Logos, Visual Identity & Branding
A logo can be made up of different elements usually consisting of a graphic symbol or marque and the name of the organisation in a chosen style, known as the logotype. The logo might also include a short slogan to describe what the company does. These elements are sometimes used on their own but when these elements are combined, it is important that they work together harmoniously.
The symbol and logotype of any given logo should convey literal or abstract representation of the company whilst making an impression upon the intended audience. A logo needs to be instantly recognisable, memorable and work across different media at different sizes.
Visual Identity is not another term for a logo. The logo of a company does however contribute towards the visual identity of a company, along with a multitude of other things like colour schemes, typography, logo guidelines, photography, illustration etc.
Put simply, this is the visual style that defines a company’s identity. It’s important that this identity is shown consistently across different media so whether you’re flicking through a printed brochure or perusing a website, you should be able to tell that they are both representing the same company.

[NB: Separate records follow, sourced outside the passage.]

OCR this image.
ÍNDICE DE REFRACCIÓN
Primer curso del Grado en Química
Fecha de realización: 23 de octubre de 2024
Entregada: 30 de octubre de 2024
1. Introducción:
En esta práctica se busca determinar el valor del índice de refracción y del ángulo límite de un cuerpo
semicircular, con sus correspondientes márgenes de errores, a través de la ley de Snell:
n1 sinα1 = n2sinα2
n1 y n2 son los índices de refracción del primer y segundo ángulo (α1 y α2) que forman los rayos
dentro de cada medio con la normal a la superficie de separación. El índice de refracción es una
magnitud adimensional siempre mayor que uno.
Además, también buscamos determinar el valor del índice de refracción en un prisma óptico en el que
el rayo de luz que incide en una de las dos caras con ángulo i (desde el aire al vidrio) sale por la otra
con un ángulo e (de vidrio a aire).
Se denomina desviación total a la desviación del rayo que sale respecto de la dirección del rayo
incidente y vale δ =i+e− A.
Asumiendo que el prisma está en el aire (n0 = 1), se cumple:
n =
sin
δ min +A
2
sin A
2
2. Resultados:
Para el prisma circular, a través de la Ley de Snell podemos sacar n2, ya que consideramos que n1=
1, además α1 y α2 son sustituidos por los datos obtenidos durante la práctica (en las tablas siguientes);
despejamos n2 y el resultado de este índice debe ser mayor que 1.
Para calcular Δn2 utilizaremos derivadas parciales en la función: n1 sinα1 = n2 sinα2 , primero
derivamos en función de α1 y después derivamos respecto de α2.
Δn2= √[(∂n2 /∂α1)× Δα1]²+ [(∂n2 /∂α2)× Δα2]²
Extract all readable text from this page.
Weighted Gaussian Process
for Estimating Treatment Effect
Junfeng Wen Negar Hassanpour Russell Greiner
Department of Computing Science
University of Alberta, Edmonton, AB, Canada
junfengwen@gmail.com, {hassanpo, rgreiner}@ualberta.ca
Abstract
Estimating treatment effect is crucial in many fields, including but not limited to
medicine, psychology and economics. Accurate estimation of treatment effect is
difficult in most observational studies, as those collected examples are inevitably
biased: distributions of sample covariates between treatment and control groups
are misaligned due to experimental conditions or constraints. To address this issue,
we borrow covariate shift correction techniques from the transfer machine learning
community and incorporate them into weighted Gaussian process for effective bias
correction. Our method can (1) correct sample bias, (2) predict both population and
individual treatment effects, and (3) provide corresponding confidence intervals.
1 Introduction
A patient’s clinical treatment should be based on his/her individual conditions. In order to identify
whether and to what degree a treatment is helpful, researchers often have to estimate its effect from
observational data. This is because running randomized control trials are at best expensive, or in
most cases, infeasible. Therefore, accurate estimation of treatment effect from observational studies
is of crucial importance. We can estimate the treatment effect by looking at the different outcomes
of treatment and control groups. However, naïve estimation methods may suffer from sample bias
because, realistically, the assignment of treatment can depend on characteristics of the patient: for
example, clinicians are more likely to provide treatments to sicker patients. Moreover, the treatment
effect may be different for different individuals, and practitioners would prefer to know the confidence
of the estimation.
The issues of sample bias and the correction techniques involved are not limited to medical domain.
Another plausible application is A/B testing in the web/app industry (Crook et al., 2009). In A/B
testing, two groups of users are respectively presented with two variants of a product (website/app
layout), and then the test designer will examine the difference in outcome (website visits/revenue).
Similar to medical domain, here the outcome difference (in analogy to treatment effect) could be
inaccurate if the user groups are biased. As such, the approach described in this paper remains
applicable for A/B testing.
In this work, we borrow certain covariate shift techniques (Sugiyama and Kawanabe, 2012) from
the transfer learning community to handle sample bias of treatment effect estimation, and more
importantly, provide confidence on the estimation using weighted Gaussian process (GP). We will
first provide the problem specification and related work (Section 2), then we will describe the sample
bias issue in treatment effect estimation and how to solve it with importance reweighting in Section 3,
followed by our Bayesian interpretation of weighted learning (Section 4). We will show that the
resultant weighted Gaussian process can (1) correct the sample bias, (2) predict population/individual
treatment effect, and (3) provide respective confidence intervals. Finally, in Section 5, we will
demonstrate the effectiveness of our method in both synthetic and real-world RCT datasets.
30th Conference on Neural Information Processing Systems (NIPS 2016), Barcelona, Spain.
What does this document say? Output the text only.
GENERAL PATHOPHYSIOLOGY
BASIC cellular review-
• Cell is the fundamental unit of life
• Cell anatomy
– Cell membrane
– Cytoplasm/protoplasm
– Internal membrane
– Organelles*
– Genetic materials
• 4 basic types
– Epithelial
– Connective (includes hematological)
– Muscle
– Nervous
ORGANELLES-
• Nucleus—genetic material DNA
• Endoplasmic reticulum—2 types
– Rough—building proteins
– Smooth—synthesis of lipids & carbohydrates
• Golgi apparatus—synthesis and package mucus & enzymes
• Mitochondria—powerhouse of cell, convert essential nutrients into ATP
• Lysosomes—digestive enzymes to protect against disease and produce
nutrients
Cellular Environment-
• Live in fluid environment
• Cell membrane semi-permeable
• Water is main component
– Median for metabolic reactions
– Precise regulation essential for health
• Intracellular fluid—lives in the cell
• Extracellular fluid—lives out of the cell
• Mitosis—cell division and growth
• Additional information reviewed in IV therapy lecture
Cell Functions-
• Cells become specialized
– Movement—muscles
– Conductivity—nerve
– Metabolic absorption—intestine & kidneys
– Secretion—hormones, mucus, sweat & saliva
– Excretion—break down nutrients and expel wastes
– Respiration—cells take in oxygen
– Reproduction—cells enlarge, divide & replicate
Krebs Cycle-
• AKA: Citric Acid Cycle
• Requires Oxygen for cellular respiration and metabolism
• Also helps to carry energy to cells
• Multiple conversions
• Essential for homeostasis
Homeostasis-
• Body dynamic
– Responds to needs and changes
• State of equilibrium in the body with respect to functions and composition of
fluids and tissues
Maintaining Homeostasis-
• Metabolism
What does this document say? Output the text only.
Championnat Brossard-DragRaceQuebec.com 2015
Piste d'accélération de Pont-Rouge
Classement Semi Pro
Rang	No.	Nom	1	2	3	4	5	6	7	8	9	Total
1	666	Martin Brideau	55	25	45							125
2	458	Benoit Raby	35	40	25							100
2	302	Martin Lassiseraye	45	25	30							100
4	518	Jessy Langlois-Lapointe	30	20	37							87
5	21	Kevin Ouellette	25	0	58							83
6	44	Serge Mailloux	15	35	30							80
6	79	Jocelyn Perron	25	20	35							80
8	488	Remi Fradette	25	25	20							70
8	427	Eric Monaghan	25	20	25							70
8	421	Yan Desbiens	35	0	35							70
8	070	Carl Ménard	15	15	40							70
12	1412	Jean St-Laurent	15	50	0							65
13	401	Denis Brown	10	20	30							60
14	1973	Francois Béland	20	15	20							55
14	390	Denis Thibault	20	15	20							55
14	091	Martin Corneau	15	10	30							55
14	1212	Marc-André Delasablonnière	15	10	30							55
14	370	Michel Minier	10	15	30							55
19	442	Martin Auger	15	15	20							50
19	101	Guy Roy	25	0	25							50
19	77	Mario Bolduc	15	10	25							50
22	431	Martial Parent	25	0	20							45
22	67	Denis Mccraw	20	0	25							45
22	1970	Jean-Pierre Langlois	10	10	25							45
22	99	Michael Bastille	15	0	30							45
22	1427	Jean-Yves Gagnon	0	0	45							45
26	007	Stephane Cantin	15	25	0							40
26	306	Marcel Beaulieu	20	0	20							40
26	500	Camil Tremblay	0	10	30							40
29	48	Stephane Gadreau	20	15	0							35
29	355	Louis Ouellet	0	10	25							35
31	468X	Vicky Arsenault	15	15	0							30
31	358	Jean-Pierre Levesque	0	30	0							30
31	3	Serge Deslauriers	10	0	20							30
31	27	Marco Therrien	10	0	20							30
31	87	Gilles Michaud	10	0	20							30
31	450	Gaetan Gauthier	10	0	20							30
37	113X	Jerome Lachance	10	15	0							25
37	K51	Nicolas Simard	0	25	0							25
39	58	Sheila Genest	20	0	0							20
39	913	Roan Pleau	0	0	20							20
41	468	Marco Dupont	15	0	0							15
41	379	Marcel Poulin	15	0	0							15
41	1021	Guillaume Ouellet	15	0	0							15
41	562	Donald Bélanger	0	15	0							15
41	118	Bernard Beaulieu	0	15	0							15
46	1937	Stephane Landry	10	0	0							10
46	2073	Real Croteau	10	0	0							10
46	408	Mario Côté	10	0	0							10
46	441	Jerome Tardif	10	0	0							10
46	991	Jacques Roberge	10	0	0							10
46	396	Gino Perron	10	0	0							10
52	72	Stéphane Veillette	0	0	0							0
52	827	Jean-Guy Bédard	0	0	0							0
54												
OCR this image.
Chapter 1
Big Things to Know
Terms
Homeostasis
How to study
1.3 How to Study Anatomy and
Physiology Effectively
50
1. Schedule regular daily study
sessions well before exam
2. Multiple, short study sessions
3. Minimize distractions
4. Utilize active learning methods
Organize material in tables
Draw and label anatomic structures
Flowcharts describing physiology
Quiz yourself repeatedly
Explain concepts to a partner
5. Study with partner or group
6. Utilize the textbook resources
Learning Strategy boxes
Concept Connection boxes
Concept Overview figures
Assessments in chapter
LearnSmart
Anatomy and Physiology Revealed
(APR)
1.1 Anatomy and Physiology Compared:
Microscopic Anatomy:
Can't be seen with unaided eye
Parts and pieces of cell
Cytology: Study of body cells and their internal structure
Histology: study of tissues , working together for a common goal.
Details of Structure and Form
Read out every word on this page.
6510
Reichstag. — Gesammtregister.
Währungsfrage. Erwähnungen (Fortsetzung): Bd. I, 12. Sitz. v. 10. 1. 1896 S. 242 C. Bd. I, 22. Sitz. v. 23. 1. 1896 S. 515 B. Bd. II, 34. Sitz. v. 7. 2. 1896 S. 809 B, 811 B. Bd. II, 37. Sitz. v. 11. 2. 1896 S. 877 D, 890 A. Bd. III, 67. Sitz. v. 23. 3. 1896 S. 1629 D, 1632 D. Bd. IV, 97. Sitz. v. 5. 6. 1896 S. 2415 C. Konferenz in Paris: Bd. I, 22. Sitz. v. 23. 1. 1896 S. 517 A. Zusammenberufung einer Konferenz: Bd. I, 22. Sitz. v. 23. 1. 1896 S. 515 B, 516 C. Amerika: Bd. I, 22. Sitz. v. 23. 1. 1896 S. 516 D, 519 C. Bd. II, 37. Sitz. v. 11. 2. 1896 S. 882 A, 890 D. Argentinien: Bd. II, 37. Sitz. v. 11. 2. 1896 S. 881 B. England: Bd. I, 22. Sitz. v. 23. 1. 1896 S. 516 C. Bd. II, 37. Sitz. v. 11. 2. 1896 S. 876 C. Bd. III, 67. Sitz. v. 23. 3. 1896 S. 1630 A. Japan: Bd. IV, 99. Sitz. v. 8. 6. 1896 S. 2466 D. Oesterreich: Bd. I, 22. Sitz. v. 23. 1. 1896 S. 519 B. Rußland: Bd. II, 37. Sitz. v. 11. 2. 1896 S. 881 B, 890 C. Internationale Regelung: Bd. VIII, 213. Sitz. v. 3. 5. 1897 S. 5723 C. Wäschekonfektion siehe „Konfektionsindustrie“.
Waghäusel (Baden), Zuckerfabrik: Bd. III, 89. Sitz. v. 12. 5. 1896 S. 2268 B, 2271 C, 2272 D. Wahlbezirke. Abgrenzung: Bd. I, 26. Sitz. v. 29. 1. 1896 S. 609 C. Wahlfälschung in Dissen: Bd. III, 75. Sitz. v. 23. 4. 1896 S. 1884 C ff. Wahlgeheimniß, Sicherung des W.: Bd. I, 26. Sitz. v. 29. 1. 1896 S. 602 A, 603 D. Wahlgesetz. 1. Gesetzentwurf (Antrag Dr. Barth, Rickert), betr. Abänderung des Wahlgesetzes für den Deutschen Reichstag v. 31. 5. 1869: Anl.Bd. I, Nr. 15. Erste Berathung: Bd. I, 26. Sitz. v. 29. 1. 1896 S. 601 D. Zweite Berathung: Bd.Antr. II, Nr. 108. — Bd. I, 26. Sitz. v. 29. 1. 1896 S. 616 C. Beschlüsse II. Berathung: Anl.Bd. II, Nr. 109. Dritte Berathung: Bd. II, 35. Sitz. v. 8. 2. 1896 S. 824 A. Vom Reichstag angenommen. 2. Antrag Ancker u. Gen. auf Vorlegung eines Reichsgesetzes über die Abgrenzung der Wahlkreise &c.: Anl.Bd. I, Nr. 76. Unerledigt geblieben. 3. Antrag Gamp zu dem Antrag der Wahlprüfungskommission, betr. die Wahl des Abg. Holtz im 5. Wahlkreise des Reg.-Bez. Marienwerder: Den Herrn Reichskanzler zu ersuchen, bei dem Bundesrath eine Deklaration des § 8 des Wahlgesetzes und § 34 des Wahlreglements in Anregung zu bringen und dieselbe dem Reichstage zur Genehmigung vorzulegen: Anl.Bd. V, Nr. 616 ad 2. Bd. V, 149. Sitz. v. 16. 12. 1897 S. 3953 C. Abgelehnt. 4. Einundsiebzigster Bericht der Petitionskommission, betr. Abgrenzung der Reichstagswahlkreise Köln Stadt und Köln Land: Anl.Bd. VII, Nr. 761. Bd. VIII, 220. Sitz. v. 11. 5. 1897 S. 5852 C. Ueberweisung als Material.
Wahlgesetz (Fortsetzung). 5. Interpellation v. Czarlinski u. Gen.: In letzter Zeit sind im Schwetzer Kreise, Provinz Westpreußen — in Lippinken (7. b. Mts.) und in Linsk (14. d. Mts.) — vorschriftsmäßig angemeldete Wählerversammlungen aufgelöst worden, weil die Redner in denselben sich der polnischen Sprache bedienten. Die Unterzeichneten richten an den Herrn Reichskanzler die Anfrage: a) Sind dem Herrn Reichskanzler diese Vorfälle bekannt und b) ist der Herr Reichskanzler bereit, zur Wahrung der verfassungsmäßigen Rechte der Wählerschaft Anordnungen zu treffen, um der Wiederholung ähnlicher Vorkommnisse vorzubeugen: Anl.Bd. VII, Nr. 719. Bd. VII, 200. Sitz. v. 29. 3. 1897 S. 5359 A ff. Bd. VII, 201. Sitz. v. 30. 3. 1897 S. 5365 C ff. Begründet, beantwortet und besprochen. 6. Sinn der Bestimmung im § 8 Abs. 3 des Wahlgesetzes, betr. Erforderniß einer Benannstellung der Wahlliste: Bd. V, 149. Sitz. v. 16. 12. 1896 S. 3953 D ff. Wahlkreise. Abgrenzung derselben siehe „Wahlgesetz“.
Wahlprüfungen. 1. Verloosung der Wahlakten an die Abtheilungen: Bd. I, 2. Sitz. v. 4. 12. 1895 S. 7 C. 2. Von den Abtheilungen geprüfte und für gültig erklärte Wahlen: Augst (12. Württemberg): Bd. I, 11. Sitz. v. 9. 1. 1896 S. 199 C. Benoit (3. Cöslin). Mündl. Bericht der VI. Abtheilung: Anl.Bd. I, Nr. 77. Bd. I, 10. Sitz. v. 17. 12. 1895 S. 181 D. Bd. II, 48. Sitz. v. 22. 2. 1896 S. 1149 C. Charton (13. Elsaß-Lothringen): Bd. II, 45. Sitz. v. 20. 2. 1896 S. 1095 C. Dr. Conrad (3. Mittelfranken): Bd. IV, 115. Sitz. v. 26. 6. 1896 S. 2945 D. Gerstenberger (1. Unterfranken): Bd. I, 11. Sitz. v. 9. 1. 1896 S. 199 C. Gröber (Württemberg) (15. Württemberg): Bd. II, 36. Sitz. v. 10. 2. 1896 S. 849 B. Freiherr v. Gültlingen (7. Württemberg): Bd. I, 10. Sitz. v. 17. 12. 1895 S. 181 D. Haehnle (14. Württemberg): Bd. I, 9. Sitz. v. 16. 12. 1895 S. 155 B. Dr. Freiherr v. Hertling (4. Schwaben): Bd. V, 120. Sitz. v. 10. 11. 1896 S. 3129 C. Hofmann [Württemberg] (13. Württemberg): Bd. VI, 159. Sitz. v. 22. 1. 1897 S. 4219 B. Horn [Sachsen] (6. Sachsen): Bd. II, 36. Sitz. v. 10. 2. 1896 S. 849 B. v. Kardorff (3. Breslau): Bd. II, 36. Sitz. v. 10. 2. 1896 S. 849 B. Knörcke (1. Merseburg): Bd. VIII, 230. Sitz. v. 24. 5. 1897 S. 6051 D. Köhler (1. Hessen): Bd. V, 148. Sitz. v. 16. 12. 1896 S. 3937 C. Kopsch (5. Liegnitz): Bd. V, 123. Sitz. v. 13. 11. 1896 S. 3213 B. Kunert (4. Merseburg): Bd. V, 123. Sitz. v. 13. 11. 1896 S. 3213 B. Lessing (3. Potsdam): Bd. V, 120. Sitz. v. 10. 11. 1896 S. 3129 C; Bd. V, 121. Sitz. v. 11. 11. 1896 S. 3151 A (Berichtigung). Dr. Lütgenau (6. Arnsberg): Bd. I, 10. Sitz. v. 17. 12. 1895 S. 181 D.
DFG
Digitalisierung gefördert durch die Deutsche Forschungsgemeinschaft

A brand is something less tangible, something that is built in your customers’ minds over time. It is how one perceives a company based on the logo, visual identity, the services that the company provide and the experiences they have had in using that company.
Branding is used to make a company recognisable by more and more people. In a competitive environment where many other companies offer the same service or product, it is paramount for your company to stand out.
Copyright & Trademarks
Copyrights are a form of protection for the authors of “original works of authorship,” including literary, dramatic, musical, artistic, and certain other creative works. Copyright protection starts as soon as a work is created. A copyright gives the owner the exclusive right to reproduce the work, prepare derivative works, distribute copies and perform/display the work publicly.
Copyright does not cover intellectual property such as titles, names, short phrases, and slogans; familiar symbols or designs; or mere variations of typographic ornamentation, lettering, or colouring. This type of intangible property is often more appropriately protected by a trademark.
Trademark vs Registered Trademark
A trademark protects a word, phrase, symbol or design (or a combination of these), that identifies and distinguishes the goods or services of one person or company from those of others. Any distinctive name, symbol, or word is designated as trademarked with the symbol™. Anybody can use the ™ Symbol to protect the name of your company, your newly designed name, logo or a catchphrase.
However, this trademark does not protect the company from another company that produces a similar product or uses a similar name. If such a thing were to happen, the original company would have to prove that it produced the name or design first, but still may not have a legal defence without a registration.
You can register your trade mark by visiting the GOV.UK website to protect your brand, for example the name of your product or service.
When you register your trade mark, you’ll be able to take legal action against anyone who uses your brand without your permission, including counterfeiters, put the ® symbol next to your brand – to show that it’s yours and warn others against using it, sell and license your brand. A registered trade mark is relatively simple to defend in a court of law.
Search Engine Optimisation (SEO)
Search Engine Optimisation, or SEO as it is commonly referred to, is how well your website ranks on a search engine like Google. There is no overnight ﬁx for your website to appear top of the search engine rankings but with good coding and an appropriate domain name, your website can rank much higher making it viewable to more people.
Hosting & Domain Names
Hosting is the space on a server where your website is uploaded to so that it will be available for everyone to see on the internet. It’s a similar principal to buying a plot of land to build a house on. The type of hosting required depends on how comprehensive your website is and is an annual charge.
A domain name is the website address that you type into the address bar of your internet browser, for example www.google.com. You can buy a domain name for up to ten years if it’s not already taken.
Content Management System (CMS)
A Content Management System, or CMS as it is commonly referred to, is a database that’s built behind your website. This is needed if you want to change things on your website yourself or if you want a log-in system. How extensive the CMS is depends on what you want to be able to edit on the site.
Colour Mode & Resolution
The resolution of image files is different for websites to those being used for print. To make images appear sharp on screen the resolution is set to 72ppi (pixels per inch). Where as images used in printed materials are usually set to 300ppi. Setting the resolution below these figures may result in pixelated or blurry images. There are also different colour modes for digital, web and print. Digital colour is usually defined as RGB — a three colour process, web colours are usually defined as hexadecimal codes and colour for print is usually defined as CMYK — a four colour process.
What Is Stock Imagery?
When using images on your website or in printed literature, it is important that you source them correctly. It’s important not to use images pulled from Google searches or else where on the internet as you may be in breach of copyright. You may use your own images if you wish if they are of sufficient quality, otherwise there are some great image libraries like www.istockphoto.com where you can purchase appropriate imagery for a reasonable price.
Typeface, Font or Family?
A font is the physical embodiment of a collection of letters, numbers, symbols etc, whilst a typeface is the design of these characters that make it unique. It’s the physical form of the characters that distinguish it from other typefaces.
A font family is a complete collection of typefaces in different weights and classifications. For example Gill Sans is a font family; consisting of various typefaces including Gill Sans Regular, Gill Sans Italic and Gill Sans Bold.